Google is one of my favorite web companies because of all the incredible free apps they offer. They are my go-to for email, calendar and photos, and now they are my first choice for online file storage.
After many months of its rumored existence, Google Drive was finally launched on April 24, 2012. Now that it’s been a little over a month, it’s time to see how Google Drive stacks up against its competitors.
Like all Google products, setting up your Google Drive account is a breeze. Sign in with your Google account and visit drive.google.com/start to get started.
Google Drive’s web app is very similar to Google’s other products. If you are an avid Google users, you’ll feel right at home. If you don’t have the Google Drive desktop app installed, you’ll be prompted to download it if you want; and you can easily tell Google to stop reminding you about it.
Above is my Google Drive in Chrome. I downloaded the desktop client and immediately copied my entire Dropbox over to Google Drive. It was easy and only took an hour or so to upload about 10 GB worth of files. Google Drive kept all of my modified dates intact when I moved files via Windows, which I thought was very neat.
Google Drive Desktop
The desktop app for Google Drive is very similar to Dropbox. After you download and install Google Drive, you’ll be prompted to login with your credentials. You can choose to only sync certain folders to your computer, or you can sync all of them. You can also change the location of your Google Drive folder if you wish (the default location is in your user folder (C:/Users/YourName/Google Drive).
Your folders and files are available inside your Google Drive folder just like a regular Windows folder. You can use Windows Explorer to add and manage files and folders. Google Drive puts small icons on files and folders to signify whether they have been synced or are in the process of syncing, just like Dropbox.
Google Drive Everywhere
One of Google Drive’s best features is that you can access your files anywhere. There is desktop software available for Windows, Mac and Chrome OS, and for Android (iOS is coming soon). You can also access your files at any time by visiting https://drive.google.com.
The Android client is very easy to use and gives you access to your files anytime you need them. You can even enable offline access for your most important files.
Google Drive integrates seamlessly with Google Docs and basically gives you an online office suite. And the best thing of all – files that are in Google Doc format don’t count toward your storage space. So if you convert your Office documents, spreadsheets and presentations to Google Docs formats, you won’t be taking away from your available space.
You can also enable conversion from Office formats to Google Docs formats upon upload, or be asked each time you upload a file.
You can view Office formatted files from the web interface, but you can’t edit them online unless you convert to Google Docs or download to your computer. On the desktop client, however, you can open Office (or other formats) just like you would from a regular folder. From the desktop client, you can view and edit Google Docs by double-clicking the file and it will launch the web interface.

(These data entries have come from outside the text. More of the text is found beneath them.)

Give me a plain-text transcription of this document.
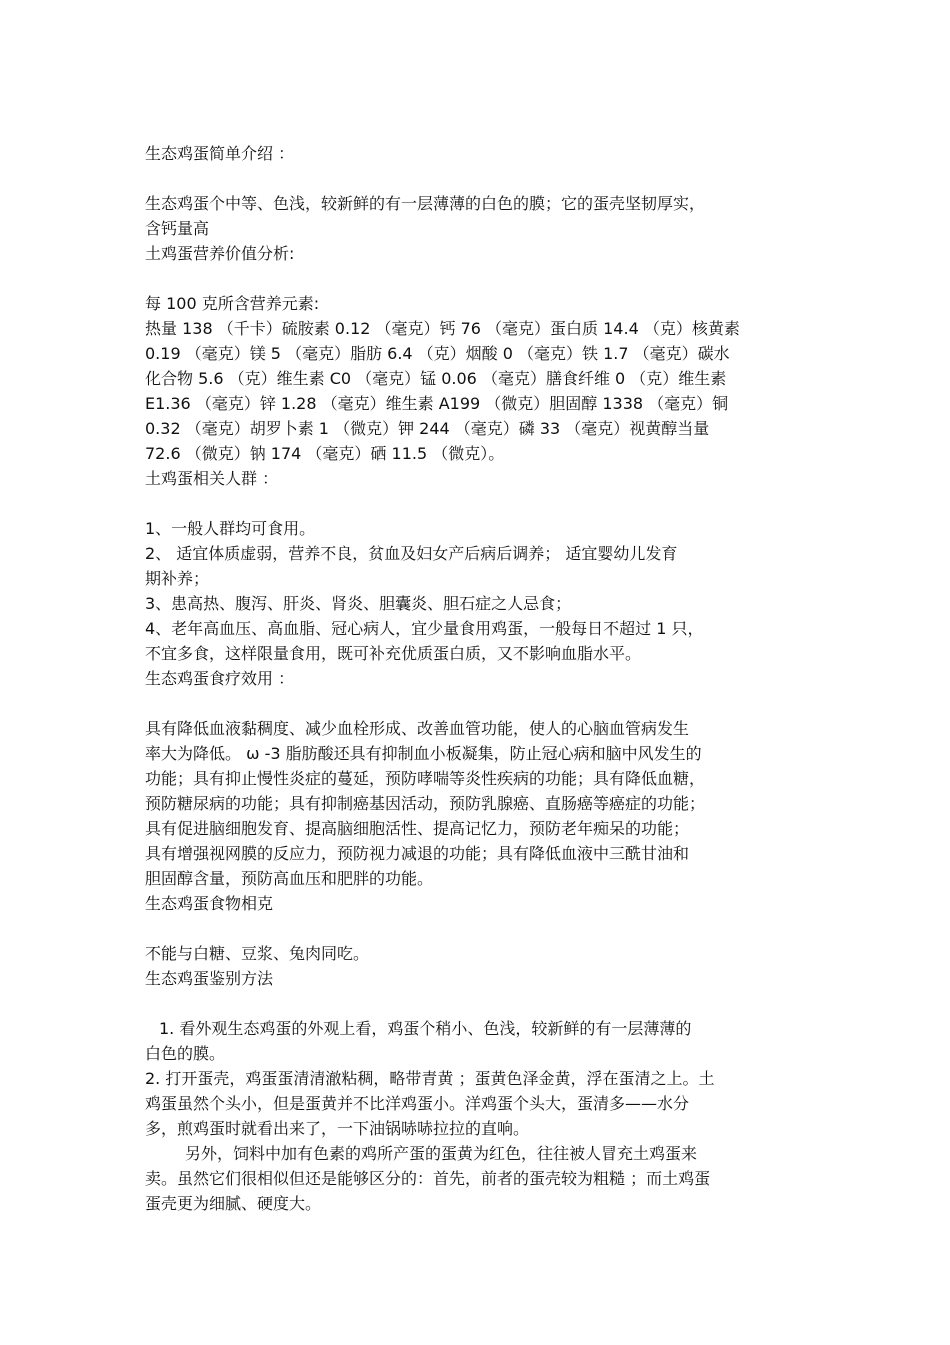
生态鸡蛋简单介绍 ：
生态鸡蛋个中等、色浅，较新鲜的有一层薄薄的白色的膜；它的蛋壳坚韧厚实，
含钙量高
土鸡蛋营养价值分析:
每 100 克所含营养元素:
热量 138 （千卡）硫胺素 0.12 （毫克）钙 76 （毫克）蛋白质 14.4 （克）核黄素
0.19 （毫克）镁 5 （毫克）脂肪 6.4 （克）烟酸 0 （毫克）铁 1.7 （毫克）碳水
化合物 5.6 （克）维生素 C0 （毫克）锰 0.06 （毫克）膳食纤维 0 （克）维生素
E1.36 （毫克）锌 1.28 （毫克）维生素 A199 （微克）胆固醇 1338 （毫克）铜
0.32 （毫克）胡罗卜素 1 （微克）钾 244 （毫克）磷 33 （毫克）视黄醇当量
72.6 （微克）钠 174 （毫克）硒 11.5 （微克）。
土鸡蛋相关人群 ：
1、一般人群均可食用。
2、 适宜体质虚弱，营养不良，贫血及妇女产后病后调养； 适宜婴幼儿发育
期补养；
3、患高热、腹泻、肝炎、肾炎、胆囊炎、胆石症之人忌食；
4、老年高血压、高血脂、冠心病人，宜少量食用鸡蛋，一般每日不超过 1 只，
不宜多食，这样限量食用，既可补充优质蛋白质，又不影响血脂水平。
生态鸡蛋食疗效用 ：
具有降低血液黏稠度、减少血栓形成、改善血管功能，使人的心脑血管病发生
率大为降低。 ω -3 脂肪酸还具有抑制血小板凝集，防止冠心病和脑中风发生的
功能；具有抑止慢性炎症的蔓延，预防哮喘等炎性疾病的功能；具有降低血糖，
预防糖尿病的功能；具有抑制癌基因活动，预防乳腺癌、直肠癌等癌症的功能；
具有促进脑细胞发育、提高脑细胞活性、提高记忆力，预防老年痴呆的功能；
具有增强视网膜的反应力，预防视力减退的功能；具有降低血液中三酰甘油和
胆固醇含量，预防高血压和肥胖的功能。
生态鸡蛋食物相克
不能与白糖、豆浆、兔肉同吃。
生态鸡蛋鉴别方法
1. 看外观生态鸡蛋的外观上看，鸡蛋个稍小、色浅，较新鲜的有一层薄薄的
白色的膜。
2. 打开蛋壳，鸡蛋蛋清清澈粘稠，略带青黄 ；蛋黄色泽金黄，浮在蛋清之上。土
鸡蛋虽然个头小，但是蛋黄并不比洋鸡蛋小。洋鸡蛋个头大，蛋清多——水分
多，煎鸡蛋时就看出来了，一下油锅哧哧拉拉的直响。
另外，饲料中加有色素的鸡所产蛋的蛋黄为红色，往往被人冒充土鸡蛋来
卖。虽然它们很相似但还是能够区分的：首先，前者的蛋壳较为粗糙 ；而土鸡蛋
蛋壳更为细腻、硬度大。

Collaboration with others is easy with Google Docs; you can quickly share files or folders with anyone through the web interface. In addition to sharing, you can integrate apps from the Chrome Web Store into Google Drive to have instant access to your created files.
Don’t forget Google’s incredible search capabilities that are built in. If you’ve forgotten where you stored that spreadsheet, simply search for it and Google Drive will find it for you.
Google Drive also saves file changes while you’re working through the web interface, just in case something happens. You can also go back up to 30 days to find old revisions if you need to.
You get 5 GB of storage space for free. Upgrading your plan is very cheap: 25 GB is only $2.49 per month (less than 10 ¢ per GB) and 100 GB is only $4.99 per month (less than 5¢ per GB). They offer additional plans if you need even more storage space, and you can find information here.
Google Drive’s most popular competitor, Dropbox, is much more expensive when upgrading from the free plan. Dropbox only offers 50 GB ($9.99 per month) and 100 GB ($19.99 per month) for the casual user. While some other competing services offer more free space, there are downsides depending on the service, such as Windows SkyDrive limiting each file to 50 MB.
Another great thing about Google Drive is if you upgrade your storage space, the extra space can be used in Google Drive and Picasa.
Google Drive is an incredible online file storage solution that really blows its competitors out of the water. Personally, I am a fan of all things Google and after using Google Drive for a few days, I completely switched over from Dropbox for my cloud storage needs.
Even if the free 5 GB isn’t enough for you, the paid storage plans are very affordable, giving Google Drive a huge advantage over over services. As long as you’re willing to give Google more and more control over your online life, Google Drive is the best cloud-based file storage service available.